- Poster
- Directed by: Parthe Bhaskar
- Written by: Parthe Bhaskar
- Produced by: Senthil-Ganesh
- Starring: Srikanth Aarthi Agarwal Namitha
- Cinematography: S. Saravanan
- Edited by: G. Sasikumar
- Music by: Srikanth Deva
- Production company: Annamalai Films
- Release date: 1 November 2005;
- Running time: 154 minutes
- Country: India
- Language: Tamil

= Bambara Kannaley =

Bambara Kannaley (spelt onscreen as Bambharakannaley) is a 2005 Indian Tamil-language romantic comedy film directed by Parthi Bhaskar.
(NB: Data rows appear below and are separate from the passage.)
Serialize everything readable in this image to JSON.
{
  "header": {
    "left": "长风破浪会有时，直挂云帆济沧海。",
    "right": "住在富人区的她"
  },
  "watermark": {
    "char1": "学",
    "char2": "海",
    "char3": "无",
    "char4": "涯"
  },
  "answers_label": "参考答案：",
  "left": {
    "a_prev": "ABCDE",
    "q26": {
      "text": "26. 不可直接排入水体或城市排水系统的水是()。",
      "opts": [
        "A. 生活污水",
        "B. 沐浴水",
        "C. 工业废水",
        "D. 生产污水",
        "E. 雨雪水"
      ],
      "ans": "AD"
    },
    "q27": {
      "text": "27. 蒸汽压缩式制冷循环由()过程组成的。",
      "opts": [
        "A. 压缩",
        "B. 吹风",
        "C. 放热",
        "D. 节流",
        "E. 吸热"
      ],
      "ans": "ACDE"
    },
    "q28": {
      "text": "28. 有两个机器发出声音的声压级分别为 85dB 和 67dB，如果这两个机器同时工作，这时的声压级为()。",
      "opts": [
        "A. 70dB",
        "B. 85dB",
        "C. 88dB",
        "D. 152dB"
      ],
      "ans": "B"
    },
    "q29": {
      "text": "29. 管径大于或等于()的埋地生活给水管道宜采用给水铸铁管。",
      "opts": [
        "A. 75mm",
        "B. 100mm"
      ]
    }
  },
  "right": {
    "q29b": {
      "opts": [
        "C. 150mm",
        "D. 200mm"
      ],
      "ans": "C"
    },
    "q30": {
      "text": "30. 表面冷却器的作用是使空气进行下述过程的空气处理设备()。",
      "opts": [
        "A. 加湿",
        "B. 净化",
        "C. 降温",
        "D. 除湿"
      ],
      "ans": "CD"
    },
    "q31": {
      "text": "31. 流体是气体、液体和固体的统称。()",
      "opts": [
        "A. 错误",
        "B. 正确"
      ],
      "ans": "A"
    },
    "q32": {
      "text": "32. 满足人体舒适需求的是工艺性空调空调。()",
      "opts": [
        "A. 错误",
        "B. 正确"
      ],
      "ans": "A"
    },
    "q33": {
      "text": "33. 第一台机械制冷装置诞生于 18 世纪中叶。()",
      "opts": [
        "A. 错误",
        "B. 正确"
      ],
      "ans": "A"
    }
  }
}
The film stars Srikanth, Aarthi Agarwal and Namitha. Its title is based on a song from Manamagan Thevai (1957).

== Plot ==

Arumugam comes to Ooty for a job and falls in love with Pooja. However, Pooja already has a fiancé Gautham, who isn't as good as he appears to be. What happens to Arumugam's love is the rest of the film.

== Production ==
This was Aarthi Agarwal's first and only film in Tamil.

== Soundtrack ==
The music was composed by Srikanth Deva and released by Star Music.

Track listing
| No. | Title | Singer(s) | Length |
|---|---|---|---|
| 1. | "Bambhara Kaanaley" | Udit Narayan, Sadhana Sargam | 5:30 |
| 2. | "En Kaadhalum" | Mukesh Mohamed, Reshmi | 3:04 |
| 3. | "Korukupettai" | Shankar Mahadevan | 5:23 |
| 4. | "Mana Magale" | Mukesh Mohamed, Sriram Parthasarathy, Roshini | 4:36 |
| 5. | "Om Muruga" | Ranjith | 5:39 |
| 6. | "Om Muruga" (version 2) | Srinivas | 5:39 |
| 7. | "Thakadhimi Thakadimi" | Sunitha Sarathy | 3:21 |
| Total length: |  |  | 33:12 |

== Critical reception ==
Malini Mannath of Chennai Online wrote, "Bambara Kannaley" is a love story without much love. Romance is the basis for everything that happens in the film but the romance itself occupies very little of its running time. That by itself is not a bad thing. But the rest of the running time is occupied by things that range from the uninteresting to the outright bad". Lajjavathi of Kalki wrote looking at the fresh approach in several scenes, we can expect aesthetic films from Parthi Bhaskar but panned the climax for wasting reels around 15 minutes. G. Ulaganathan of Deccan Herald wrote, "The director is confused whether he should make it a romantic film or a comedy film. He slips in between the two".